Resection if residual liver function is sufficientLike other cancers, early detection is important to expect a complete cure for liver cancer. The 5-year survival rate for liver cancer is 74.0% for stage 1, 59.1% for stage 2, 29.5% for stage 3, and 2.0-9.4% for stage 4 (national cancer registration statistics). As you progress to the 3rd and 4th stages, you can see that the treatment results drop drastically.

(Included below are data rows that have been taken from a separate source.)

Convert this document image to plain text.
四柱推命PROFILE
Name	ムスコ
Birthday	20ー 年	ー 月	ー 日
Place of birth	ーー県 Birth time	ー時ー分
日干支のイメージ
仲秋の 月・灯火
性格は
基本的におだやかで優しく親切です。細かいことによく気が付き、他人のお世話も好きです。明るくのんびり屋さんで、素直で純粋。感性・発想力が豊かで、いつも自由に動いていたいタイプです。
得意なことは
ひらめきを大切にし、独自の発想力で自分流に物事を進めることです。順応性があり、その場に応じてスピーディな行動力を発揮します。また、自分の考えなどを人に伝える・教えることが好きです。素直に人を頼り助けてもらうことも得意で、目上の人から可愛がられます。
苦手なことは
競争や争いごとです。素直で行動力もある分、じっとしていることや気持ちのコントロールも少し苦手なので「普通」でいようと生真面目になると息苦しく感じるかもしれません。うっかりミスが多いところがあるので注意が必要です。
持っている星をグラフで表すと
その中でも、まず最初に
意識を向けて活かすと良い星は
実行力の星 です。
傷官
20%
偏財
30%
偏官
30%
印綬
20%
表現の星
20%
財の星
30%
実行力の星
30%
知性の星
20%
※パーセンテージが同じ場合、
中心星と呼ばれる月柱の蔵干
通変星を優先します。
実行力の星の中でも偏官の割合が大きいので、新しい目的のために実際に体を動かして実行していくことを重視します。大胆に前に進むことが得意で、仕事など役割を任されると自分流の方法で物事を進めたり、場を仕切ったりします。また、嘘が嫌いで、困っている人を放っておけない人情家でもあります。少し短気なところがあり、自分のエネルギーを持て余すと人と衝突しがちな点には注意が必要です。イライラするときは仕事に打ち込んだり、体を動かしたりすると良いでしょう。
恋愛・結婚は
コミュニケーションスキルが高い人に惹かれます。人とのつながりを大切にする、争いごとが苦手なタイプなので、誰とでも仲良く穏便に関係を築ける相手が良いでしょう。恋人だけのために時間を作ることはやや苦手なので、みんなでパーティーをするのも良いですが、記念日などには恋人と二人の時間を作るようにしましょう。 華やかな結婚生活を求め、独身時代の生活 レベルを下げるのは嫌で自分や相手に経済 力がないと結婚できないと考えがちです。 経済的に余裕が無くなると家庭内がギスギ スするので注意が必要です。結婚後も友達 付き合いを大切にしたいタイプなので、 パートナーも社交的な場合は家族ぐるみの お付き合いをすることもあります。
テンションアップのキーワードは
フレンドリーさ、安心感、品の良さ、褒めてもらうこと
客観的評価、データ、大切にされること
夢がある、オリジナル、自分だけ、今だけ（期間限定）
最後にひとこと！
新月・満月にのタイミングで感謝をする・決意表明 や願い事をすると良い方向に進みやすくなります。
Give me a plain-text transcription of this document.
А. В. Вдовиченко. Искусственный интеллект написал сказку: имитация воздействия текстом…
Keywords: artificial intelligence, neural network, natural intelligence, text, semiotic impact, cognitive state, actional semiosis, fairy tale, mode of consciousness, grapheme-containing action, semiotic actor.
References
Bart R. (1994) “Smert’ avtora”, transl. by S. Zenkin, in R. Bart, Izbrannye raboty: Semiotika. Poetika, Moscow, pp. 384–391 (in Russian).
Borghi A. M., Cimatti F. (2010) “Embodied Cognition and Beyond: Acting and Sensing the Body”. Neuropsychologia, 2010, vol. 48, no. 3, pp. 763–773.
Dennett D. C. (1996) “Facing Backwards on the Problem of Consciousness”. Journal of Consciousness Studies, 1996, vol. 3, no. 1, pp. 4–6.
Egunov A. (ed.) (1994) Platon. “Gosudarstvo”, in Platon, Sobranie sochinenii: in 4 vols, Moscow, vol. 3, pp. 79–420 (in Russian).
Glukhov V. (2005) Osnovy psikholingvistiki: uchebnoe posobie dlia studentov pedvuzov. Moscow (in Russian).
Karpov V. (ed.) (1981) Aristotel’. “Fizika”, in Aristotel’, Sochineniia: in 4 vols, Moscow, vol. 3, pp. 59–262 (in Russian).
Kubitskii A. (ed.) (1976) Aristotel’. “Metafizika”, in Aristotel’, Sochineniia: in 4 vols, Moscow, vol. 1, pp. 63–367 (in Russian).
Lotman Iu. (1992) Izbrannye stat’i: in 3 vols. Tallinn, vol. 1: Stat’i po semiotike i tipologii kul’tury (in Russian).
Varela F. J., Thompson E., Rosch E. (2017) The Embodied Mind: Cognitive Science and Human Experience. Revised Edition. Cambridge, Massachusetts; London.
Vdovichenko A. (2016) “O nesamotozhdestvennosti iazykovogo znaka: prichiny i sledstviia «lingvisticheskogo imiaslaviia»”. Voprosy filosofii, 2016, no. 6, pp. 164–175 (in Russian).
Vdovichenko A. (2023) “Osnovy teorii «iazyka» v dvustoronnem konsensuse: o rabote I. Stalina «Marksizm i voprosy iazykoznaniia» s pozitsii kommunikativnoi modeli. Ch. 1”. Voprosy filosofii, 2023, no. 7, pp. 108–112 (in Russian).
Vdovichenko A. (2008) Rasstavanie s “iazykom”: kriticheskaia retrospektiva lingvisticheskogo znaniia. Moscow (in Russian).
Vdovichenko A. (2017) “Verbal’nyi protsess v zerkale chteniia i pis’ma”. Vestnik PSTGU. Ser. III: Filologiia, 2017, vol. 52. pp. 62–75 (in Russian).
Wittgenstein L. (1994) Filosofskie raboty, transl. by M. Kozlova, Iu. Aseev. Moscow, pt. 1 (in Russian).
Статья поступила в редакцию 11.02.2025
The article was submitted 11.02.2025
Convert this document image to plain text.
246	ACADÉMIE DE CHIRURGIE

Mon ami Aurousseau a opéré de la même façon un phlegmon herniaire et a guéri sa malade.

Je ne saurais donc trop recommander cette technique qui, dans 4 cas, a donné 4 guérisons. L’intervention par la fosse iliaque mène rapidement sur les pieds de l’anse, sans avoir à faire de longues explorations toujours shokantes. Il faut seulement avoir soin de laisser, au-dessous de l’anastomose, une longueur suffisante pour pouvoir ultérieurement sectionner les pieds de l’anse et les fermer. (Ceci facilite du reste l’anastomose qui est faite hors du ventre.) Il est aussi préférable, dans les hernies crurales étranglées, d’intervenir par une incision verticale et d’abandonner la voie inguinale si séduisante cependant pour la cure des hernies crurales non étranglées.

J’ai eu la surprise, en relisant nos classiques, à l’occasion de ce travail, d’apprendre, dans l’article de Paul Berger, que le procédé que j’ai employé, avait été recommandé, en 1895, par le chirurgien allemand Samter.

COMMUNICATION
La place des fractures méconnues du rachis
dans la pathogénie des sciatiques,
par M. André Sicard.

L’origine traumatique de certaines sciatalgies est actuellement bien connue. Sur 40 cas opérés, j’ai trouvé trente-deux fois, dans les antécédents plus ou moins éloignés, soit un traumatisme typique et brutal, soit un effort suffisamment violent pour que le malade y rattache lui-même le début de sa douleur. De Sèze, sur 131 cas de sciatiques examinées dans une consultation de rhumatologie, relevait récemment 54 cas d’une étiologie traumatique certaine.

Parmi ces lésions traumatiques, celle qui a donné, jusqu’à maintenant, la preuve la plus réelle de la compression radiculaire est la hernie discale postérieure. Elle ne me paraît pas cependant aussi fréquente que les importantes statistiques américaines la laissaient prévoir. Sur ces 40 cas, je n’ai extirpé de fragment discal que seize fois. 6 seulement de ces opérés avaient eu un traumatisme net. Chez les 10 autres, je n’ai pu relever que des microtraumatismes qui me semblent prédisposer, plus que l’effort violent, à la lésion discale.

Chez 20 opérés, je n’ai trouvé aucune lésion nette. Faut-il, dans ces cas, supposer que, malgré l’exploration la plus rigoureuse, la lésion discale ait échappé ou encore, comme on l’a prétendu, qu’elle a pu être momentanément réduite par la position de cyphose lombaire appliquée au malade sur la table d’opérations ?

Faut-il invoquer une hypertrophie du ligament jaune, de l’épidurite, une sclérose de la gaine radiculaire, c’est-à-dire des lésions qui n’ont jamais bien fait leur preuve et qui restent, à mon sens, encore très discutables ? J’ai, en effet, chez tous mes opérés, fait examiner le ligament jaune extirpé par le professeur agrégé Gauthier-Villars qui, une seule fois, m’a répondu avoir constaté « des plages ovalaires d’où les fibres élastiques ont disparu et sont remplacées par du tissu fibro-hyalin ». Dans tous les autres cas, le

Surgical treatments for liver cancer include liver resection and liver transplantation. Among liver cancer patients, liver resection is possible for approximately 30%. This is when the cancer has not progressed and the remaining liver function is sufficient. Recently, laparoscopic liver resection or minimally invasive메이저사이트 liver resection is performed depending on the location of liver cancer, taking patients’ quality of life after surgery into consideration. If liver cancer itself is discovered early, but liver function is poor and surgical resection is difficult, liver transplantation is performed. Even for patients with severe liver cirrhosis, liver transplantation may be the only treatment.
For small liver cancers, local treatment such as radiofrequency therapy ( RFA ) and extracorporeal radiation therapy is performed. Hepatic arterial chemical embolization ( TACE ) is performed on patients who have multiple liver cancers simultaneously or for whom surgical treatment is difficult . This is a treatment that administers anticancer drugs to the hepatic artery (which supplies nutrients and oxygen to liver cancer tissue) and blocks blood flow with embolic substances. If liver cancer has spread outside the liver or has progressed significantly, consider chemotherapy.
Even if liver cancer is completely treated, there is a possibility that cancer may develop again in the remaining diseased liver. After liver cancer treatment, it is important to have regular follow-up observations. Chronic liver disease, which is the cause, must also be well controlled. There are also reports that appropriate antiviral treatment can reduce recurrence.